Di kantor, saya menyampaikan kepada Bang Eel, apa yang disampaikan Ipti Binsar dan apa yang kami bicarakan di pertemuan itu.  “Menurutmu kita harus datang atau tidak?” tanya Bang Eel.


 “Menurut saya tak usah, Bang. Surat itu sepertinya hanya untuk bukti administrasi bahwa mereka pernah meminta kita datang. Apa yang dibicarakan saya kira tak penting buat kita,” kata saya.


“Gitu? Yakin?”


“Ya, Bang. Kalau memang perlu, bisa ketemu di luar, atau mereka datang ke kantor kita.”


  Kami menyepakati sikap dan keputusan itu. Tidak perlu datang. Yang saya tidak tahu adalah, diam-diam Bang Eel datang juga menemui Kapolresta. Saya kemudian mengetahui itu dari Bang Jon.  Saya kerap singgah di kantornya yang nyaman.


Kantor majalah ada di lantai khusus, dalam satu gedung satu grup usaha yang mengelola banyak perusahaan. Di lantai bawah showroom mobil.  Berbeda jauh dengan suasana kantor kami.  Memang, kadang kita tak bisa mengandalkan penilaian sesaat.

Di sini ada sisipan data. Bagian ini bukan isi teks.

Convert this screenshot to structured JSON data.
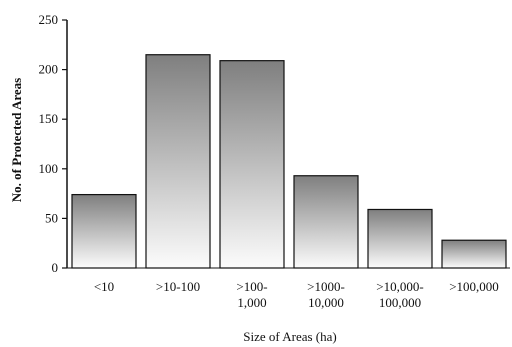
{
  "chart_data": {
    "type": "bar",
    "title": "",
    "xlabel": "Size of Areas (ha)",
    "ylabel": "No. of Protected Areas",
    "ylim": [
      0,
      250
    ],
    "yticks": [
      0,
      50,
      100,
      150,
      200,
      250
    ],
    "grid": false,
    "legend": "none",
    "categories": [
      [
        "<10"
      ],
      [
        ">10-100"
      ],
      [
        ">100-",
        "1,000"
      ],
      [
        ">1000-",
        "10,000"
      ],
      [
        ">10,000-",
        "100,000"
      ],
      [
        ">100,000"
      ]
    ],
    "values": [
      74,
      215,
      209,
      93,
      59,
      28
    ],
    "colors": {
      "bar_top": "#7f7f7f",
      "bar_bottom": "#fcfcfc",
      "bar_stroke": "#111111",
      "axis": "#111111"
    }
  }
}
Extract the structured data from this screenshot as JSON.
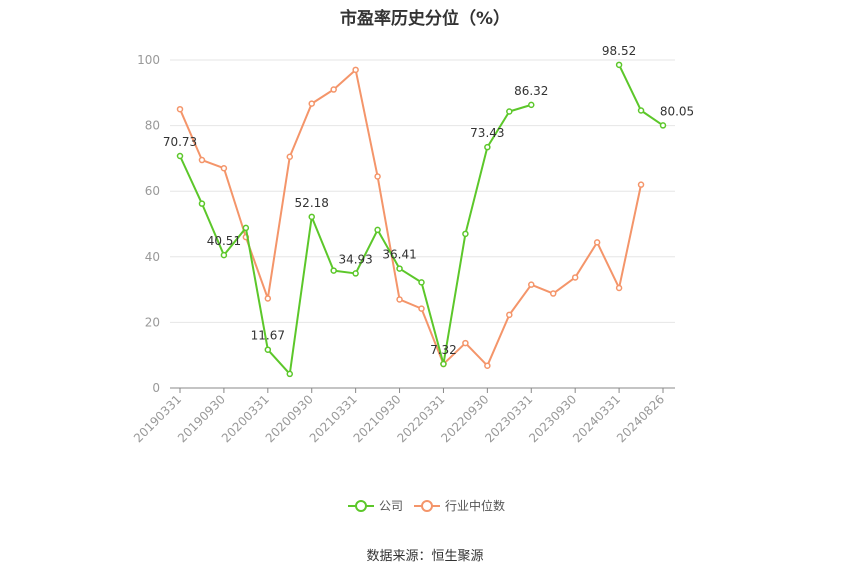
{
  "title": "市盈率历史分位（%）",
  "source": "数据来源：恒生聚源",
  "colors": {
    "company": "#5cc72a",
    "industry": "#f4956a"
  },
  "legend": {
    "company": "公司",
    "industry": "行业中位数"
  },
  "chart_data": {
    "type": "line",
    "title": "市盈率历史分位（%）",
    "ylim": [
      0,
      100
    ],
    "yticks": [
      0,
      20,
      40,
      60,
      80,
      100
    ],
    "x": [
      "20190331",
      "20190630",
      "20190930",
      "20191231",
      "20200331",
      "20200630",
      "20200930",
      "20201231",
      "20210331",
      "20210630",
      "20210930",
      "20211231",
      "20220331",
      "20220630",
      "20220930",
      "20221231",
      "20230331",
      "20230630",
      "20230930",
      "20231231",
      "20240331",
      "20240630",
      "20240826"
    ],
    "xtick_labels": [
      "20190331",
      "20190930",
      "20200331",
      "20200930",
      "20210331",
      "20210930",
      "20220331",
      "20220930",
      "20230331",
      "20230930",
      "20240331",
      "20240826"
    ],
    "series": [
      {
        "name": "公司",
        "values": [
          70.73,
          56.2,
          40.51,
          48.8,
          11.67,
          4.3,
          52.18,
          35.8,
          34.93,
          48.2,
          36.41,
          32.2,
          7.32,
          47.0,
          73.43,
          84.3,
          86.32,
          null,
          null,
          null,
          98.52,
          84.6,
          80.05
        ]
      },
      {
        "name": "行业中位数",
        "values": [
          85.0,
          69.5,
          67.0,
          46.0,
          27.3,
          70.5,
          86.7,
          91.0,
          97.0,
          64.5,
          27.0,
          24.2,
          7.3,
          13.7,
          6.8,
          22.3,
          31.5,
          28.8,
          33.7,
          44.4,
          30.5,
          62.0,
          null
        ]
      }
    ],
    "data_labels": [
      {
        "series": 0,
        "index": 0,
        "text": "70.73"
      },
      {
        "series": 0,
        "index": 2,
        "text": "40.51"
      },
      {
        "series": 0,
        "index": 4,
        "text": "11.67"
      },
      {
        "series": 0,
        "index": 6,
        "text": "52.18"
      },
      {
        "series": 0,
        "index": 8,
        "text": "34.93"
      },
      {
        "series": 0,
        "index": 10,
        "text": "36.41"
      },
      {
        "series": 0,
        "index": 12,
        "text": "7.32"
      },
      {
        "series": 0,
        "index": 14,
        "text": "73.43"
      },
      {
        "series": 0,
        "index": 16,
        "text": "86.32"
      },
      {
        "series": 0,
        "index": 20,
        "text": "98.52"
      },
      {
        "series": 0,
        "index": 22,
        "text": "80.05"
      }
    ],
    "grid": true,
    "legend_position": "bottom"
  }
}
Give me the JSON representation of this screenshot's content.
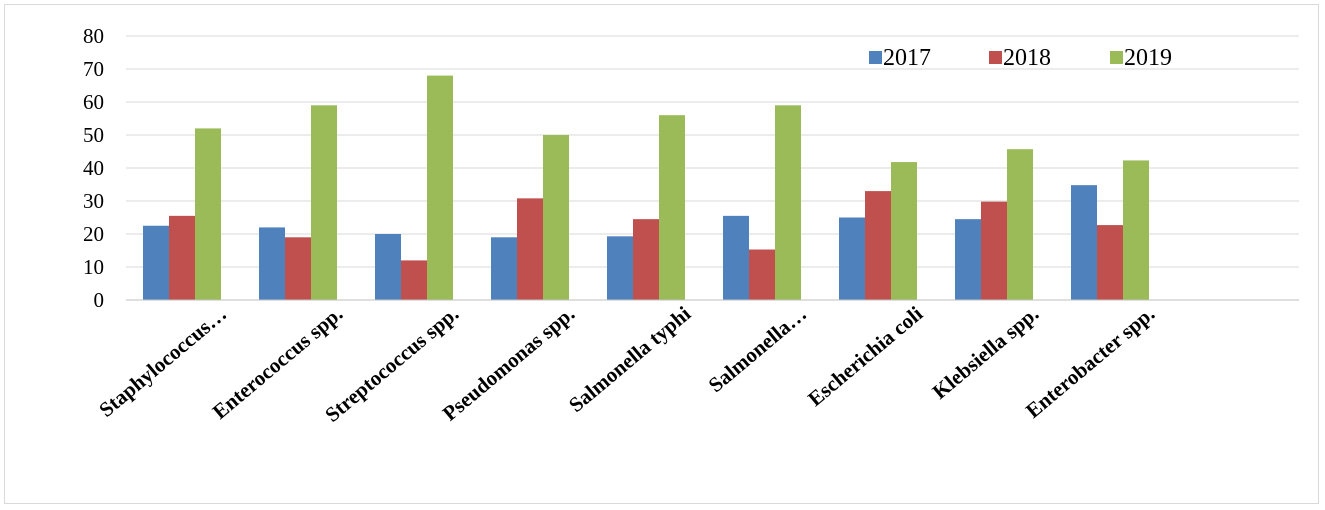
{
  "chart_data": {
    "type": "bar",
    "categories": [
      "Staphylococcus…",
      "Enterococcus spp.",
      "Streptococcus spp.",
      "Pseudomonas spp.",
      "Salmonella typhi",
      "Salmonella…",
      "Escherichia coli",
      "Klebsiella spp.",
      "Enterobacter spp."
    ],
    "series": [
      {
        "name": "2017",
        "color": "#4f81bd",
        "values": [
          22.5,
          22,
          20,
          19,
          19.3,
          25.5,
          25,
          24.5,
          34.8
        ]
      },
      {
        "name": "2018",
        "color": "#c0504d",
        "values": [
          25.5,
          19,
          12,
          30.8,
          24.5,
          15.3,
          33,
          29.8,
          22.7
        ]
      },
      {
        "name": "2019",
        "color": "#9bbb59",
        "values": [
          52,
          59,
          68,
          50,
          56,
          59,
          41.8,
          45.7,
          42.3
        ]
      }
    ],
    "ylim": [
      0,
      80
    ],
    "yticks": [
      "0",
      "10",
      "20",
      "30",
      "40",
      "50",
      "60",
      "70",
      "80"
    ],
    "grid": true,
    "legend_position": "top-right"
  }
}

Bang Jon yang dulu pernah tampak seperti monster yang dingin di mataku, kini menjadi sosok yang berbeda. Mungkin karena aku tak lagi seharian ke mana-mana bersama dia. Tapi memang ia berubah. Mungkin karena ia juga sudah menikah. Ia tak bikin pesta, hanya pemberkatan di gereja. Lalu undang beberapa kawan dekat makan-makan di rumahnya. Saya diundang dan saya datang. Rumahnya baru, besar dan nyaman sekali.  Rumahku yang sedang dibangun developer tak sebesar itu, rumah yang sebentar lagi akan selesai.


Hari itu ia minta saya datang bawa foto-foto terkait sidang pembunuhan Putri. Majalahnya membayar pada fotografer kami untuk tiap foto yang dimuat. 

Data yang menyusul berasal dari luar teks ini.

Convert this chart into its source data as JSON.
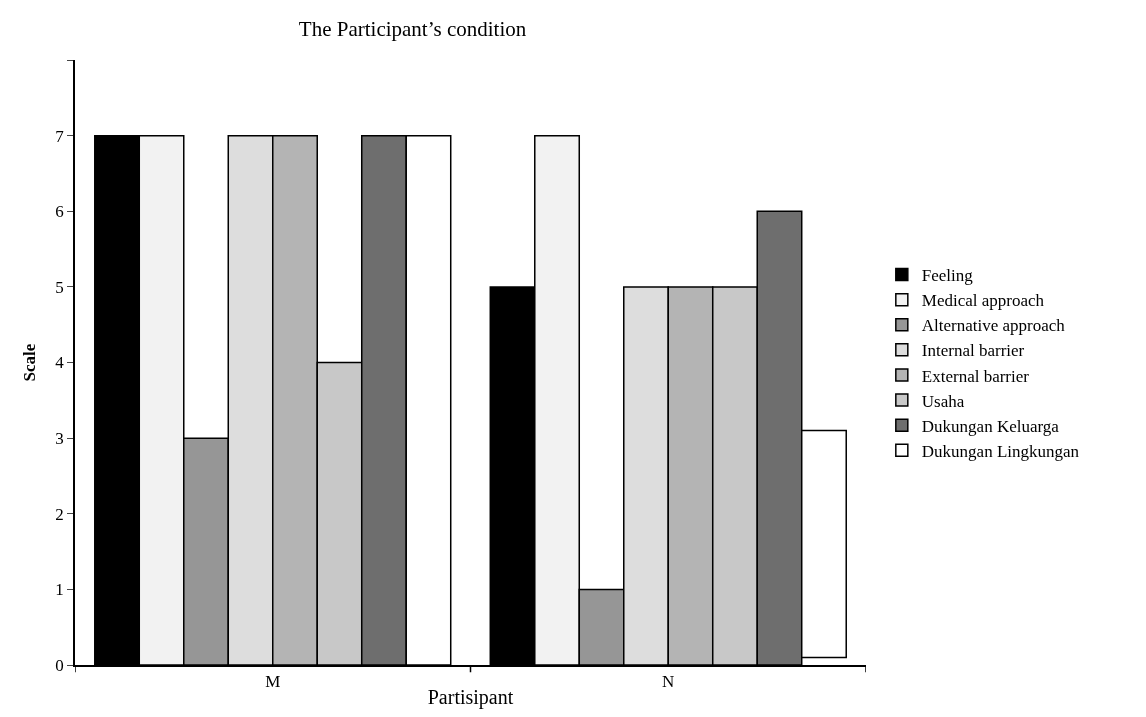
{
  "chart_data": {
    "type": "bar",
    "title": "The Participant’s condition",
    "xlabel": "Partisipant",
    "ylabel": "Scale",
    "categories": [
      "M",
      "N"
    ],
    "series": [
      {
        "name": "Feeling",
        "color": "#000000",
        "values": [
          7,
          5
        ]
      },
      {
        "name": "Medical approach",
        "color": "#f2f2f2",
        "values": [
          7,
          7
        ]
      },
      {
        "name": "Alternative approach",
        "color": "#969696",
        "values": [
          3,
          1
        ]
      },
      {
        "name": "Internal barrier",
        "color": "#dddddd",
        "values": [
          7,
          5
        ]
      },
      {
        "name": "External barrier",
        "color": "#b4b4b4",
        "values": [
          7,
          5
        ]
      },
      {
        "name": "Usaha",
        "color": "#c8c8c8",
        "values": [
          4,
          5
        ]
      },
      {
        "name": "Dukungan Keluarga",
        "color": "#6e6e6e",
        "values": [
          7,
          6
        ]
      },
      {
        "name": "Dukungan Lingkungan",
        "color": "#ffffff",
        "values": [
          7,
          3.0
        ],
        "base": [
          0,
          0.1
        ]
      }
    ],
    "ylim": [
      0,
      8
    ],
    "yticks": [
      {
        "value": 0,
        "label": "0"
      },
      1,
      2,
      3,
      4,
      5,
      6,
      7,
      {
        "value": 8,
        "label": null
      }
    ],
    "grid": false,
    "legend": "right"
  }
}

“Aku kemarin ketemu Eel di Mapolresta. Saya nunggu ketemu Kapolres, eh, dia keluar. Agak kaget dia saya lihat. Kenapa, ya?  Kok kamu nggak ikut, Dur?” tanya Bang Jon.   


“Ah, Bang Jon tahulah, saya malas ketemu-ketemu pejabat begitu. Bagi-bagi tugaslah,” kata saya. 

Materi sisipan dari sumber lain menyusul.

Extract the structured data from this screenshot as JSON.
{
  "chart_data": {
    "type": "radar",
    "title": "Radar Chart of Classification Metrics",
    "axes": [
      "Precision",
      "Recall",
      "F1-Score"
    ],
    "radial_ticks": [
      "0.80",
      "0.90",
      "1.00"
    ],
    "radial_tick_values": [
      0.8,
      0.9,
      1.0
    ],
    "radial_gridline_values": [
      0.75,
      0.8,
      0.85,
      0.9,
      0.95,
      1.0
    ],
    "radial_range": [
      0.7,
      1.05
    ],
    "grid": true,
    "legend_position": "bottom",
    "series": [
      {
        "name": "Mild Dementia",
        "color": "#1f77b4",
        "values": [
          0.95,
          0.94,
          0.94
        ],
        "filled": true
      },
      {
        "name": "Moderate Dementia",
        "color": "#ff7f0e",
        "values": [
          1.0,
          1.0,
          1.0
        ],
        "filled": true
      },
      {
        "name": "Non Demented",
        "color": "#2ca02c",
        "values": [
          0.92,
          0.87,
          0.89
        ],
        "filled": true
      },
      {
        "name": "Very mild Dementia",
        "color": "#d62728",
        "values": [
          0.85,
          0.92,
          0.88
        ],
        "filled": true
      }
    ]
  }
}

Dunia jurnalistik saya adalah ruang pemberitaan. Dunia yang sempit, tapi dinamis. Ruang di mana liputan dirancang, berita diolah, wajah koran didesain, koran dievaluasi, dinilai baik-buruk isinya, ditinjau penjualannya.


Bertemu orang-orang di luar ruang pemberitaan, asal masih terkait dengan urusan berita saya tentu tak menolak.  Berita bagiku adalah tipping point, pengungkit kecil, yang apabila dilakukan pada hal yang tepat, akan membawa serangkaian perubahan besar.


Berita memang tidak serta-merta bisa mengubah keadaan. Berita adalah bahan awal bagi publik untuk jadi pertimbangan mengambil keputusan dan tindakan. Bayangkan kalau surat kabar kami memberi bahan yang tak sesuai fakta. Apa jadinya?  Dengan keyakinan seperti itu saya percaya pekerjaan saya ada faedahnya bagi publik luas. Itu saja cukup. 


Saya sering menyampaikan hal itu ke wartawan saya. Mungkin mereka bosan. Tapi itu sikap. Sikap untuk bersikap. Sikap yang menjadi dasar ketika ada persoalan yang menuntut kami harus menentukan sikap.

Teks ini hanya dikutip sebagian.